On the canonical extension of a differentiable manifold (Q1841877)

In this paper, the differential geometry of second canonical extension \(^2M\) of a differential manifold \(M\) is studied. If \(M\) is an \(m\)-dimensional manifold, the second canonical extension \[ ^2M=\bigl\{A\mid A\in TTM,\;\pi_{TM}(A)=d\pi_M(A)\bigr\} \] of \(M\), where \(\pi_M: TM\to M\) and \(\pi_{TM}: TTM\to TM\) are the canonical projections, is a \(3m\)-dimensional differential manifold. Some vector fields tangent to \(^2M\) in \(TTM\) are determined. First, if \(X\in \chi(M)\), then the second order complete lift \(X^{cc}\) of \(X\) to \(TTM\) is tangent to \(^2M\).
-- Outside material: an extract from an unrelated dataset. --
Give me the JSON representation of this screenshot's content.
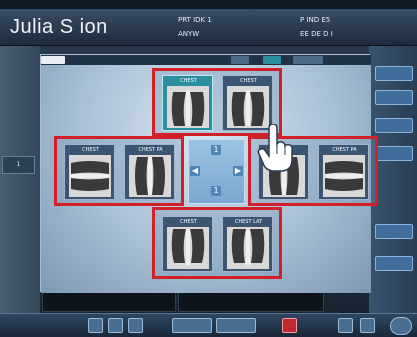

For a differentiable manifold \(M\) with a linear connection \(\widehat \nabla\) let \(\widehat \nabla^{cc}\) be the complete lift of \(\widehat \nabla^c\) defined by \[ \widehat \nabla^{cc}_{\overline X^c} \overline Y^c= (\widehat \nabla^c_{\overline X} \overline Y)^c. \] Thus, it is proved that if \(^2X\), \(^2Y\in \chi(^2M)\) that the vector field \(\widehat \nabla^{cc}_{d \iota(^2X)} d\iota(^2Y)\) is tangent to \(^2M\), where \(\iota:{^2M}\to TTM\) is the natural inclusion. In addition, the authors obtain that the second canonical extensions of \(M\) and a totally geodesic submanifold in \(M\) are totally geodesic submanifolds in \(TTM\) and \(^2M\) respectively.